Though it was the subject of this blog last week, in particular with reference to the Joan Hessayon Award, I cannot continue without mentioning it again as it was only the beginning of yet another amazing week. And I’m posting a picture of the group of finalists again…because I like it and because I can.

Joan Hessayon Award Finalists

So what followed this amazing event?

Firstly, my missive to Writers’ Forum, written prior to the party, appeared as the lead letter on the Writers’ Circle page. And for anyone who’s read it, no, I didn’t spill wine down the front of my dress. Cue another picture (left).

On Wednesday of this week I picked up a copy of The People’s Friend containing my short story, Secrets in the Attic. It’s almost a year since this story was sold and notification of the publication date in an email a couple of weeks ago took me by surprise because, frankly, I had forgotten about it. It was the last short story I sold (or submitted) as I had by then moved full time to writing novels. It raised a question though. The thrill of buying a magazine with one of my stories in it hasn’t diminished. To know that it will be giving pleasure, even in the short time it takes to read, is actually quite humbling. So here’s another picture.

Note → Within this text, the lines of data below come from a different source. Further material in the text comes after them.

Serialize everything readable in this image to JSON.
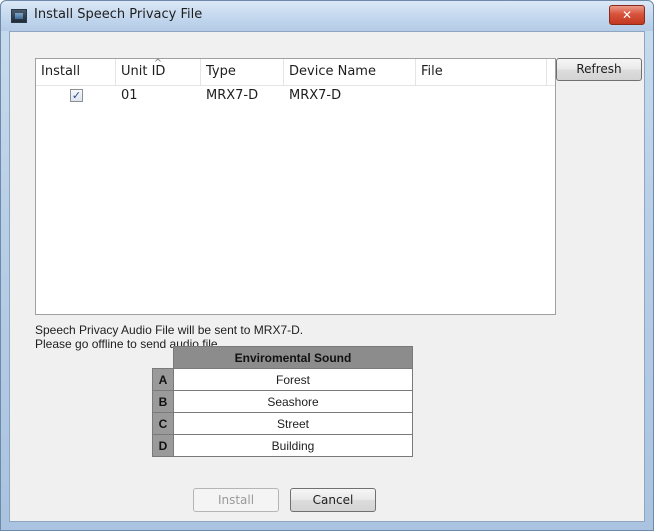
{
  "window": {
    "title": "Install Speech Privacy File",
    "close_glyph": "✕"
  },
  "list": {
    "columns": [
      "Install",
      "Unit ID",
      "Type",
      "Device Name",
      "File"
    ],
    "sort_indicator": "^",
    "rows": [
      {
        "install_checked": true,
        "check_glyph": "✓",
        "unit_id": "01",
        "type": "MRX7-D",
        "device_name": "MRX7-D",
        "file": ""
      }
    ]
  },
  "buttons": {
    "refresh": "Refresh",
    "install": "Install",
    "cancel": "Cancel"
  },
  "message": {
    "line1": "Speech Privacy Audio File will be sent to MRX7-D.",
    "line2": "Please go offline to send audio file."
  },
  "env_table": {
    "header": "Enviromental Sound",
    "rows": [
      {
        "key": "A",
        "value": "Forest"
      },
      {
        "key": "B",
        "value": "Seashore"
      },
      {
        "key": "C",
        "value": "Street"
      },
      {
        "key": "D",
        "value": "Building"
      }
    ]
  }
}
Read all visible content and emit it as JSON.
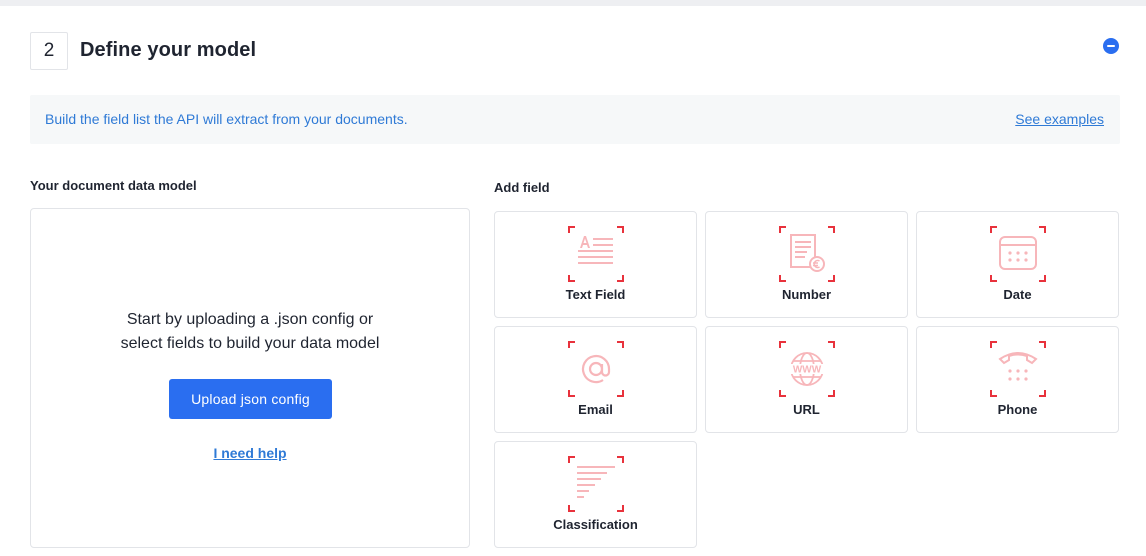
{
  "step": {
    "number": "2",
    "title": "Define your model"
  },
  "banner": {
    "text": "Build the field list the API will extract from your documents.",
    "link": "See examples"
  },
  "model": {
    "heading": "Your document data model",
    "message_line1": "Start by uploading a .json config or",
    "message_line2": "select fields to build your data model",
    "upload_label": "Upload json config",
    "help_label": "I need help"
  },
  "add_field": {
    "heading": "Add field",
    "fields": [
      {
        "label": "Text Field",
        "icon": "text-field-icon"
      },
      {
        "label": "Number",
        "icon": "number-icon"
      },
      {
        "label": "Date",
        "icon": "date-icon"
      },
      {
        "label": "Email",
        "icon": "email-icon"
      },
      {
        "label": "URL",
        "icon": "url-icon"
      },
      {
        "label": "Phone",
        "icon": "phone-icon"
      },
      {
        "label": "Classification",
        "icon": "classification-icon"
      }
    ]
  },
  "colors": {
    "accent": "#2a6ef0",
    "link": "#2f7ad6",
    "icon_corner": "#e8323c",
    "icon_fill": "#f7b6ba"
  }
}
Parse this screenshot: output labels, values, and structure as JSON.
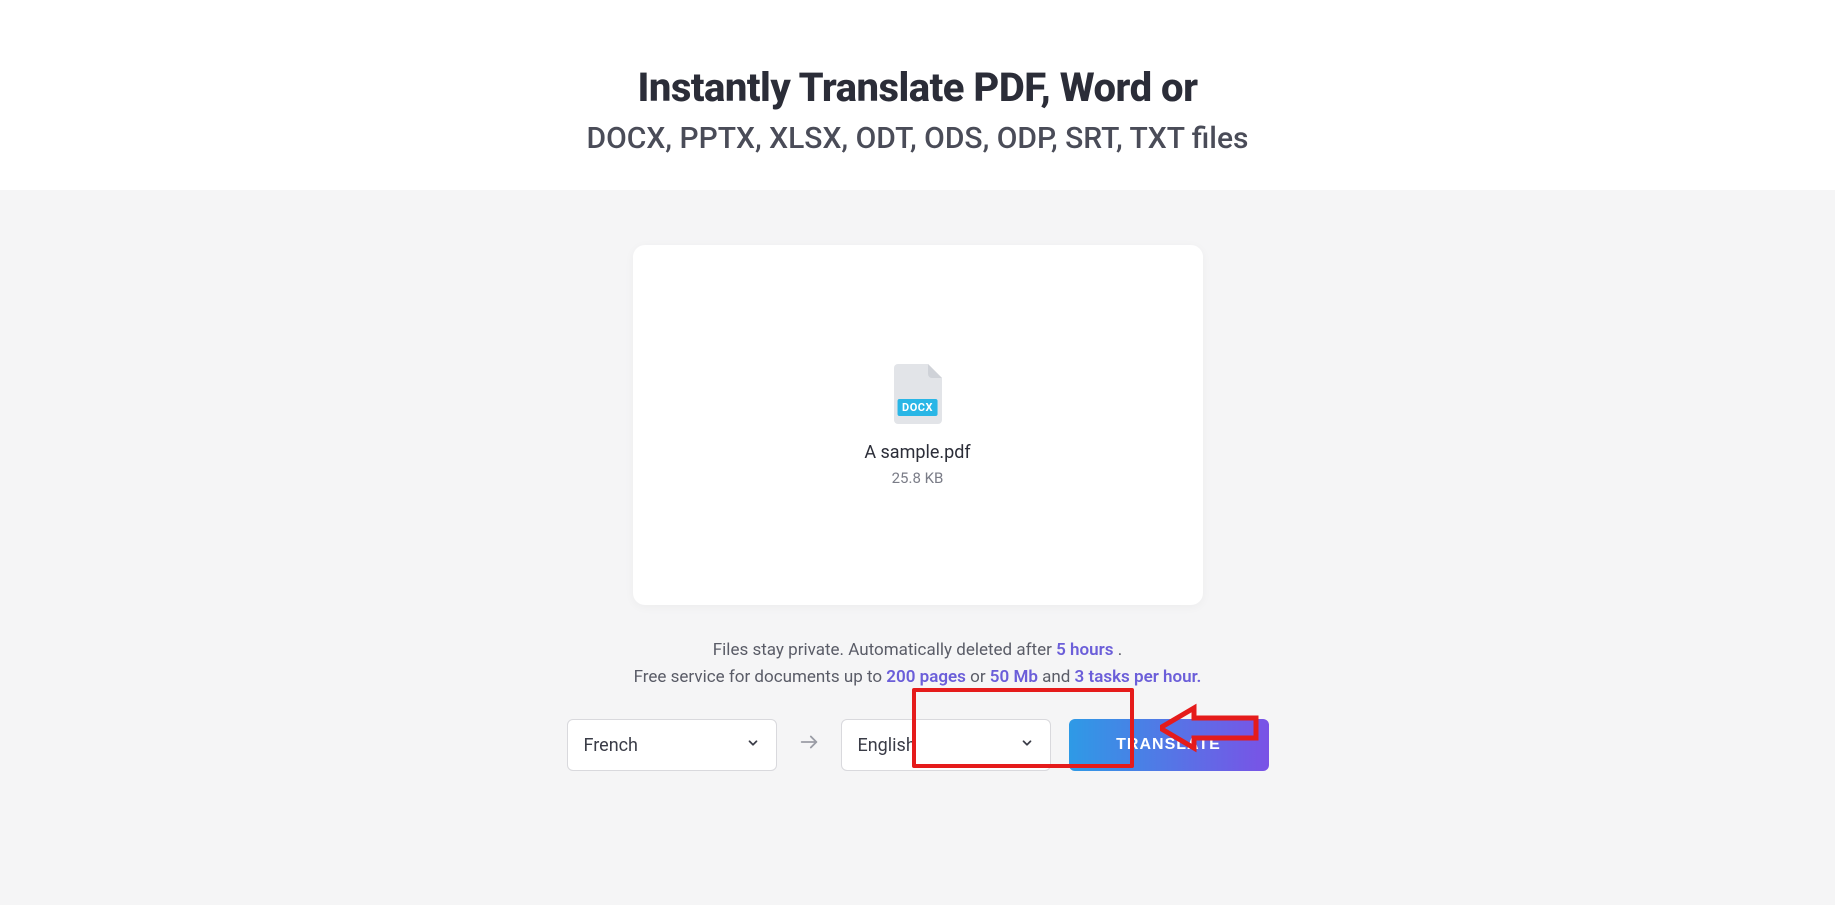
{
  "hero": {
    "title": "Instantly Translate PDF, Word or",
    "subtitle": "DOCX, PPTX, XLSX, ODT, ODS, ODP, SRT, TXT files"
  },
  "upload": {
    "file_type_badge": "DOCX",
    "file_name": "A sample.pdf",
    "file_size": "25.8 KB"
  },
  "info": {
    "line1_prefix": "Files stay private. Automatically deleted after ",
    "line1_em": "5 hours",
    "line1_suffix": " .",
    "line2_prefix": "Free service for documents up to ",
    "line2_em1": "200 pages",
    "line2_mid1": " or ",
    "line2_em2": "50 Mb",
    "line2_mid2": " and ",
    "line2_em3": "3 tasks per hour.",
    "line2_suffix": ""
  },
  "controls": {
    "source_language": "French",
    "target_language": "English",
    "translate_label": "TRANSLATE"
  },
  "icons": {
    "quote": "❝",
    "merge": "⅄",
    "grid": "⊞",
    "stripes": "〃",
    "bookmark": "🔖",
    "bookmark2": "🔖",
    "puzzle": "🧩",
    "plus": "＋",
    "cloud": "☁",
    "plus2": "＋",
    "paint": "🖌",
    "wave": "≈",
    "wave2": "≈",
    "doc": "▤"
  }
}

Will I go back to them? Unlikely. I am completely committed to writing novels and, much as I enjoyed my previous work, I cannot do justice to both. With the end of the week approaching I, and approximately 250 other delegates, received the pack for the RNA Conference which will take place in London in July. A huge amount of work goes into preparing for the Conference and, without diminishing the work that others do, all credit must be given to Jan Jones for the organisation that goes on before the envelopes drop on our doorsteps. 

I have begun to study the contents and will do so many more times before attending what to me is the most valuable writing event in the calendar. There's a lot to take in. In case you don't believe me, here's another picture.

Food and wine are also involved. I look forward to seeing some of you there.